30 March 2021

Peer-to-peer Lending: Commerce Commission v. Harmoney

As a negotiating tactic, it failed. Challenged by Commerce Commission that its platform fee was an unreasonable credit charge, Harmoney asked what might be considered reasonable.  That is for the court to decide, the Commission responded. 

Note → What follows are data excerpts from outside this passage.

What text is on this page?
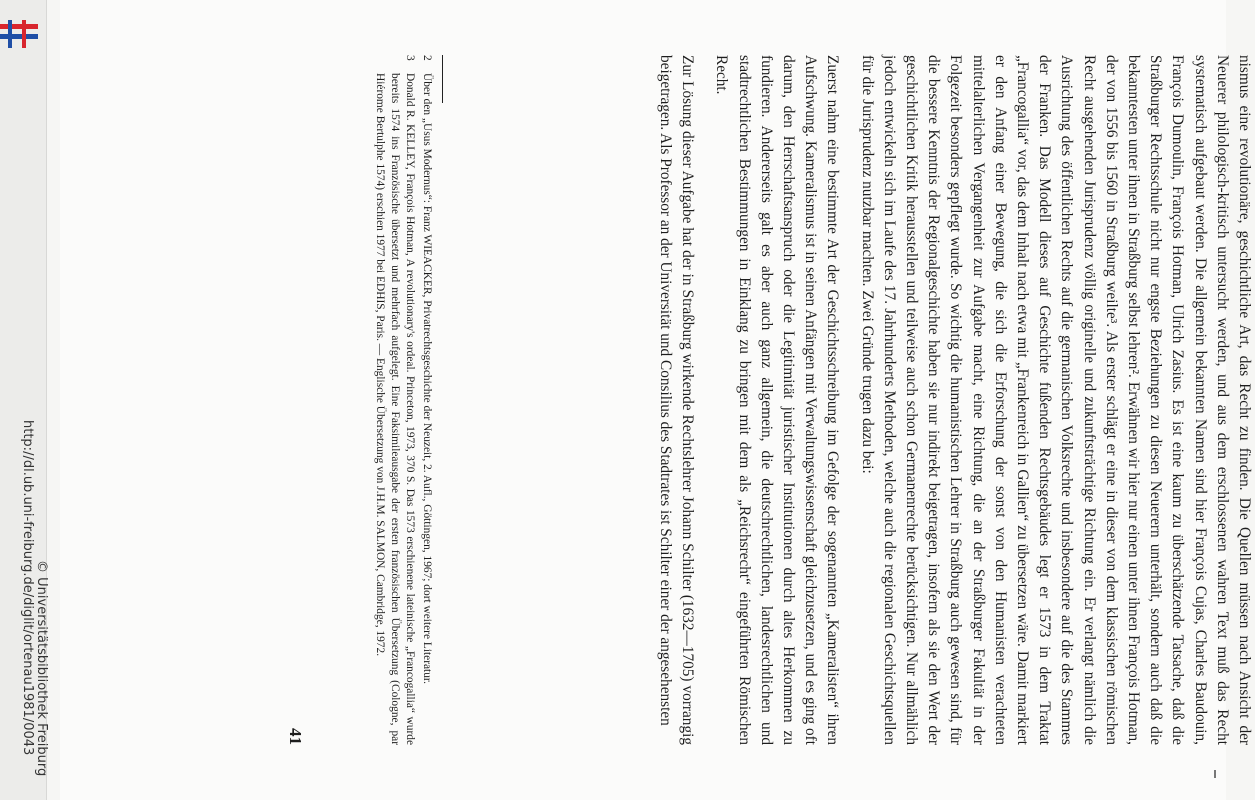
http://dl.ub.uni-freiburg.de/diglit/ortenau1981/0043 © Universitätsbibliothek Freiburg	nismus eine revolutionäre, geschichtliche Art, das Recht zu finden. Die Quellen müssen nach Ansicht der Neuerer philologisch-kritisch untersucht werden, und aus dem erschlossenen wahren Text muß das Recht systematisch aufgebaut werden. Die allgemein bekannten Namen sind hier François Cujas, Charles Baudouin, François Dumoulin, François Hotman, Ulrich Zasius. Es ist eine kaum zu überschätzende Tatsache, daß die Straßburger Rechtsschule nicht nur engste Beziehungen zu diesen Neuerern unterhält, sondern auch daß die bekanntesten unter ihnen in Straßburg selbst lehren². Erwähnen wir hier nur einen unter ihnen François Hotman, der von 1556 bis 1560 in Straßburg weilte³. Als erster schlägt er eine in dieser von dem klassischen römischen Recht ausgehenden Jurisprudenz völlig originelle und zukunftsträchtige Richtung ein. Er verlangt nämlich die Ausrichtung des öffentlichen Rechts auf die germanischen Volksrechte und insbesondere auf die des Stammes der Franken. Das Modell dieses auf Geschichte fußenden Rechtsgebäudes legt er 1573 in dem Traktat „Francogallia“ vor, das dem Inhalt nach etwa mit „Frankenreich in Gallien“ zu übersetzen wäre. Damit markiert er den Anfang einer Bewegung, die sich die Erforschung der sonst von den Humanisten verachteten mittelalterlichen Vergangenheit zur Aufgabe macht, eine Richtung, die an der Straßburger Fakultät in der Folgezeit besonders gepflegt wurde. So wichtig die humanistischen Lehrer in Straßburg auch gewesen sind, für die bessere Kenntnis der Regionalgeschichte haben sie nur indirekt beigetragen, insofern als sie den Wert der geschichtlichen Kritik herausstellen und teilweise auch schon Germanenrechte berücksichtigen. Nur allmählich jedoch entwickeln sich im Laufe des 17. Jahrhunderts Methoden, welche auch die regionalen Geschichtsquellen für die Jurisprudenz nutzbar machten. Zwei Gründe trugen dazu bei:

Zuerst nahm eine bestimmte Art der Geschichtsschreibung im Gefolge der sogenannten „Kameralisten“ ihren Aufschwung. Kameralismus ist in seinen Anfängen mit Verwaltungswissenschaft gleichzusetzen, und es ging oft darum, den Herrschaftsanspruch oder die Legitimität juristischer Institutionen durch altes Herkommen zu fundieren. Andererseits galt es aber auch ganz allgemein, die deutschrechtlichen, landesrechtlichen und stadtrechtlichen Bestimmungen in Einklang zu bringen mit dem als „Reichsrecht“ eingeführten Römischen Recht.

Zur Lösung dieser Aufgabe hat der in Straßburg wirkende Rechtslehrer Johann Schilter (1632—1705) vorrangig beigetragen. Als Professor an der Universität und Consilius des Stadtrates ist Schilter einer der angesehensten

2
Über den „Usus Modernus“: Franz WIEACKER, Privatrechtsgeschichte der Neuzeit, 2. Aufl., Göttingen, 1967; dort weitere Literatur.
3
Donald R. KELLEY, François Hotman, A revolutionary's ordeal. Princeton, 1973, 370 S. Das 1573 erschienene lateinische „Francogallia“ wurde bereits 1574 ins Französische übersetzt und mehrfach aufgelegt. Eine Faksimileausgabe der ersten französischen Übersetzung (Cologne, par Hiérome Bertulphe 1574) erschien 1977 bei EDHIS, Paris. — Englische Übersetzung von J.H.M. SALMON, Cambridge, 1972.
41
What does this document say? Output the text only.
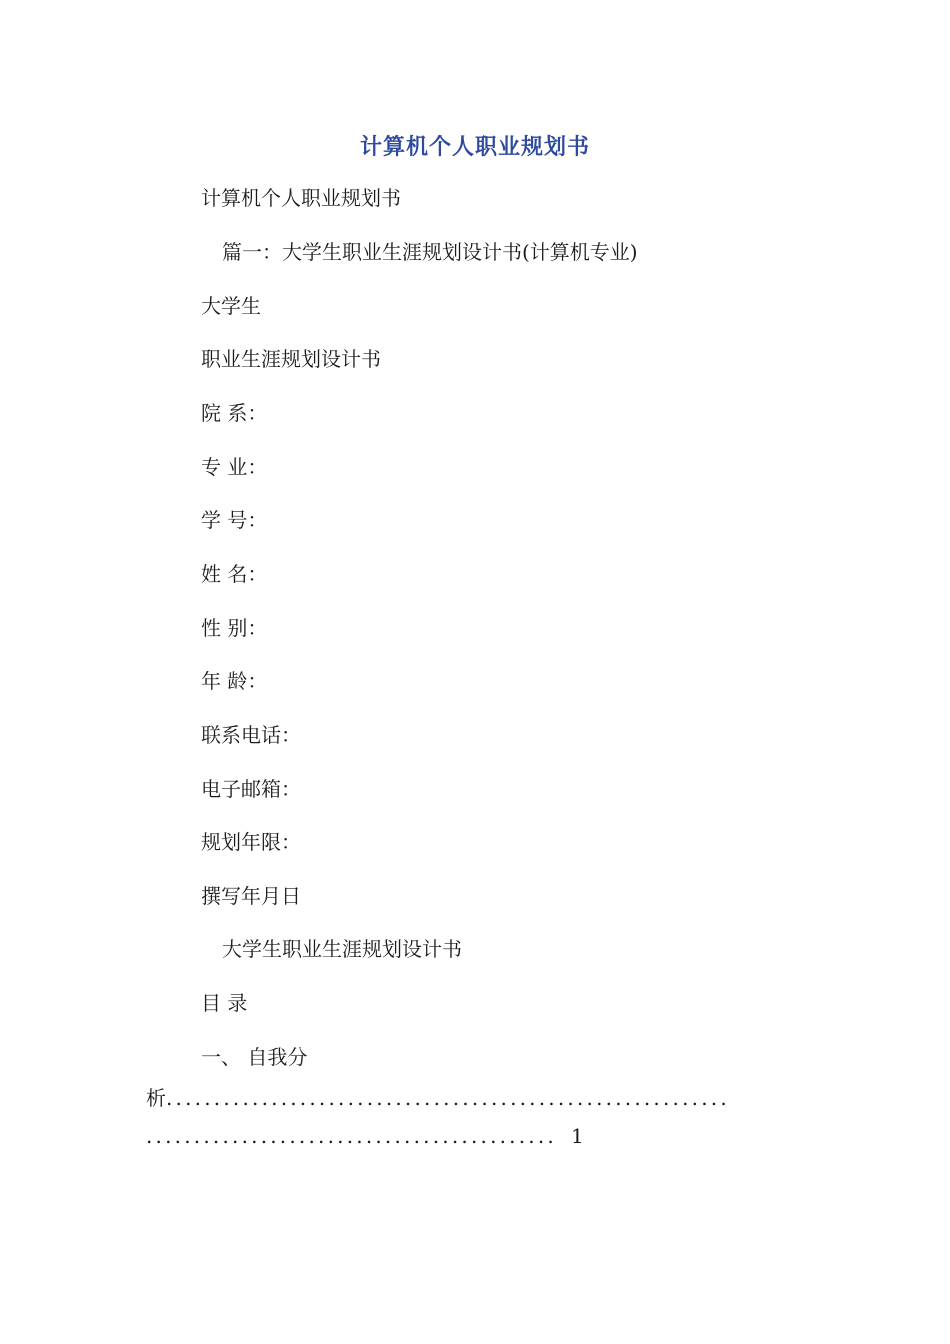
计算机个人职业规划书
计算机个人职业规划书
篇一：大学生职业生涯规划设计书(计算机专业)
大学生
职业生涯规划设计书
院 系：
专 业：
学 号：
姓 名：
性 别：
年 龄：
联系电话：
电子邮箱：
规划年限：
撰写年月日
大学生职业生涯规划设计书
目 录
一、 自我分
析...........................................................
........................................... 1
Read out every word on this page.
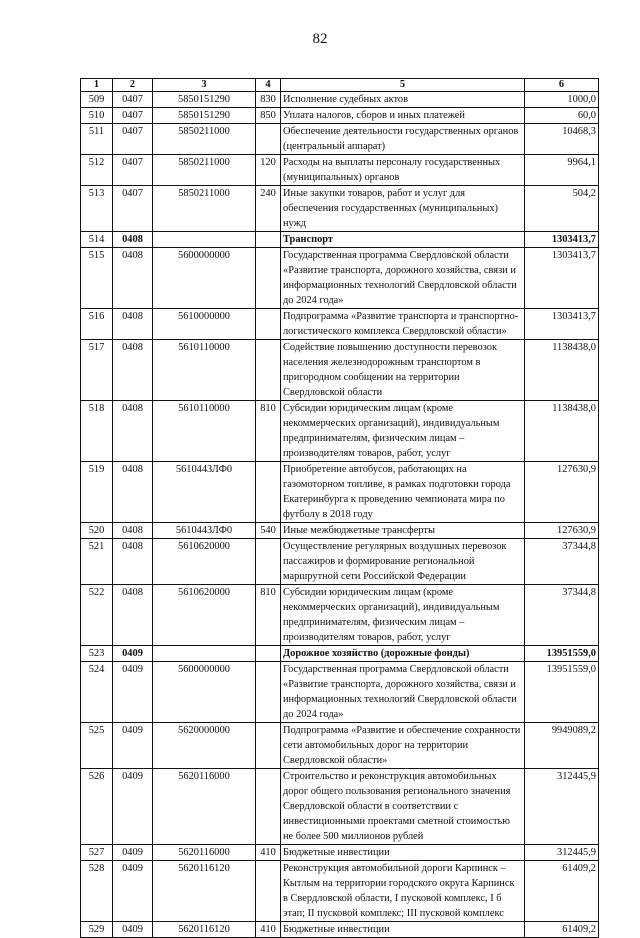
82
1	2	3	4	5	6
509	0407	5850151290	830	Исполнение судебных актов	1000,0
510	0407	5850151290	850	Уплата налогов, сборов и иных платежей	60,0
511	0407	5850211000		Обеспечение деятельности государственных органов (центральный аппарат)	10468,3
512	0407	5850211000	120	Расходы на выплаты персоналу государственных (муниципальных) органов	9964,1
513	0407	5850211000	240	Иные закупки товаров, работ и услуг для обеспечения государственных (муниципальных) нужд	504,2
514	0408			Транспорт	1303413,7
515	0408	5600000000		Государственная программа Свердловской области «Развитие транспорта, дорожного хозяйства, связи и информационных технологий Свердловской области до 2024 года»	1303413,7
516	0408	5610000000		Подпрограмма «Развитие транспорта и транспортно-логистического комплекса Свердловской области»	1303413,7
517	0408	5610110000		Содействие повышению доступности перевозок населения железнодорожным транспортом в пригородном сообщении на территории Свердловской области	1138438,0
518	0408	5610110000	810	Субсидии юридическим лицам (кроме некоммерческих организаций), индивидуальным предпринимателям, физическим лицам – производителям товаров, работ, услуг	1138438,0
519	0408	561044ЗЛФ0		Приобретение автобусов, работающих на газомоторном топливе, в рамках подготовки города Екатеринбурга к проведению чемпионата мира по футболу в 2018 году	127630,9
520	0408	561044ЗЛФ0	540	Иные межбюджетные трансферты	127630,9
521	0408	5610620000		Осуществление регулярных воздушных перевозок пассажиров и формирование региональной маршрутной сети Российской Федерации	37344,8
522	0408	5610620000	810	Субсидии юридическим лицам (кроме некоммерческих организаций), индивидуальным предпринимателям, физическим лицам – производителям товаров, работ, услуг	37344,8
523	0409			Дорожное хозяйство (дорожные фонды)	13951559,0
524	0409	5600000000		Государственная программа Свердловской области «Развитие транспорта, дорожного хозяйства, связи и информационных технологий Свердловской области до 2024 года»	13951559,0
525	0409	5620000000		Подпрограмма «Развитие и обеспечение сохранности сети автомобильных дорог на территории Свердловской области»	9949089,2
526	0409	5620116000		Строительство и реконструкция автомобильных дорог общего пользования регионального значения Свердловской области в соответствии с инвестиционными проектами сметной стоимостью не более 500 миллионов рублей	312445,9
527	0409	5620116000	410	Бюджетные инвестиции	312445,9
528	0409	5620116120		Реконструкция автомобильной дороги Карпинск – Кытлым на территории городского округа Карпинск в Свердловской области, I пусковой комплекс, I б этап; II пусковой комплекс; III пусковой комплекс	61409,2
529	0409	5620116120	410	Бюджетные инвестиции	61409,2
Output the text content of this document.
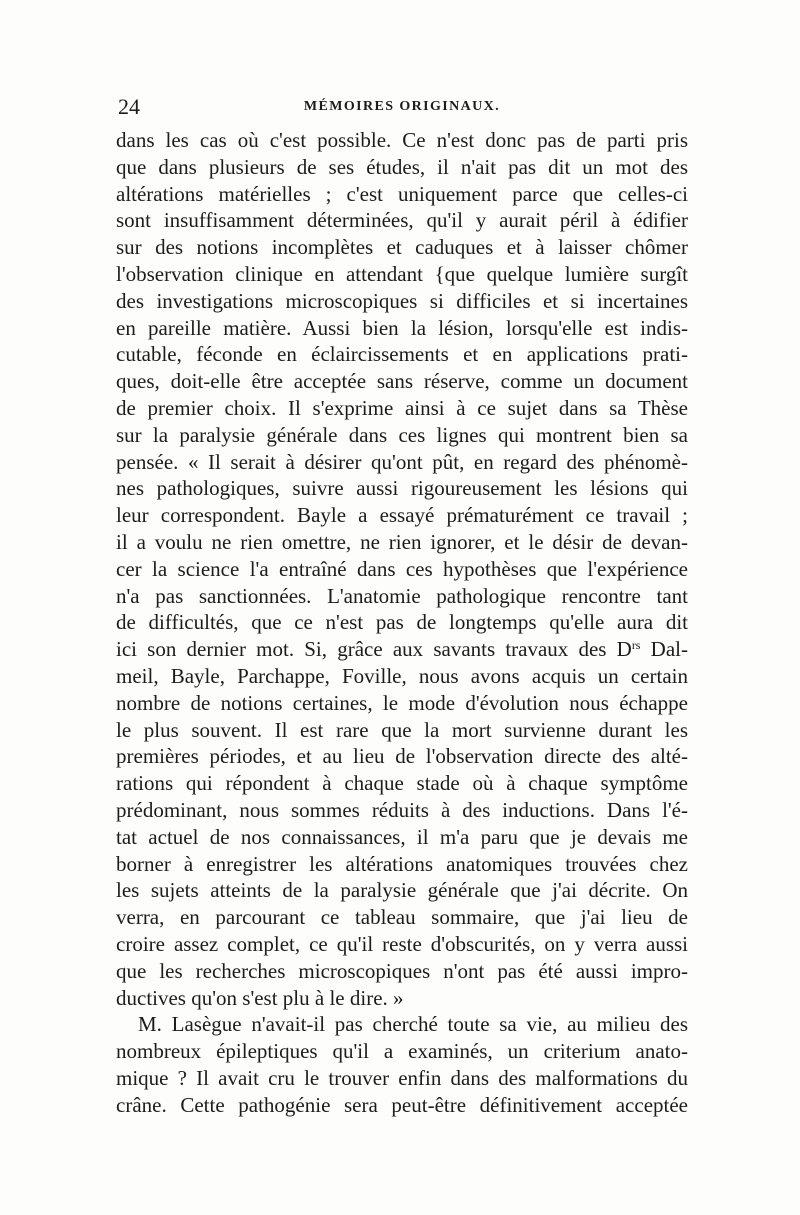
24	MÉMOIRES ORIGINAUX.
dans les cas où c'est possible. Ce n'est donc pas de parti pris
que dans plusieurs de ses études, il n'ait pas dit un mot des
altérations matérielles ; c'est uniquement parce que celles-ci
sont insuffisamment déterminées, qu'il y aurait péril à édifier
sur des notions incomplètes et caduques et à laisser chômer
l'observation clinique en attendant {que quelque lumière surgît
des investigations microscopiques si difficiles et si incertaines
en pareille matière. Aussi bien la lésion, lorsqu'elle est indis-
cutable, féconde en éclaircissements et en applications prati-
ques, doit-elle être acceptée sans réserve, comme un document
de premier choix. Il s'exprime ainsi à ce sujet dans sa Thèse
sur la paralysie générale dans ces lignes qui montrent bien sa
pensée. « Il serait à désirer qu'ont pût, en regard des phénomè-
nes pathologiques, suivre aussi rigoureusement les lésions qui
leur correspondent. Bayle a essayé prématurément ce travail ;
il a voulu ne rien omettre, ne rien ignorer, et le désir de devan-
cer la science l'a entraîné dans ces hypothèses que l'expérience
n'a pas sanctionnées. L'anatomie pathologique rencontre tant
de difficultés, que ce n'est pas de longtemps qu'elle aura dit
ici son dernier mot. Si, grâce aux savants travaux des $D^{rs}$ Dal-
meil, Bayle, Parchappe, Foville, nous avons acquis un certain
nombre de notions certaines, le mode d'évolution nous échappe
le plus souvent. Il est rare que la mort survienne durant les
premières périodes, et au lieu de l'observation directe des alté-
rations qui répondent à chaque stade où à chaque symptôme
prédominant, nous sommes réduits à des inductions. Dans l'é-
tat actuel de nos connaissances, il m'a paru que je devais me
borner à enregistrer les altérations anatomiques trouvées chez
les sujets atteints de la paralysie générale que j'ai décrite. On
verra, en parcourant ce tableau sommaire, que j'ai lieu de
croire assez complet, ce qu'il reste d'obscurités, on y verra aussi
que les recherches microscopiques n'ont pas été aussi impro-
ductives qu'on s'est plu à le dire. »
M. Lasègue n'avait-il pas cherché toute sa vie, au milieu des
nombreux épileptiques qu'il a examinés, un criterium anato-
mique ? Il avait cru le trouver enfin dans des malformations du
crâne. Cette pathogénie sera peut-être définitivement acceptée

In 2018, the High Court ruled Harmoney’s ‘platform fee’ charged on each ‘peer-to-peer’ loan formed part of the loan contract, being part of the cost of credit.  Harmoney argued unsuccessfully that it did not make loans; it was merely a ‘match-maker’ bringing together lenders and borrowers.  This litigation is ongoing.  The Commission alleges Harmoney’s charges levied as a platform fee are unreasonable in that they exceed its costs for establishment of a loan contract.  Harmoney responded, requesting a detailed analysis by Commerce Commission as what might be a reasonable charge.  Ostensibly, this request was to narrow the issues before heading back to court.  In practice, it would enable Harmoney to sharpen its pencil in offering an out-of-court settlement.  Commerce Commission refused to play ball.  It does not have details of Harmoney’s cost structure, it said.  That is for Harmoney to disclose.  The High Court agreed.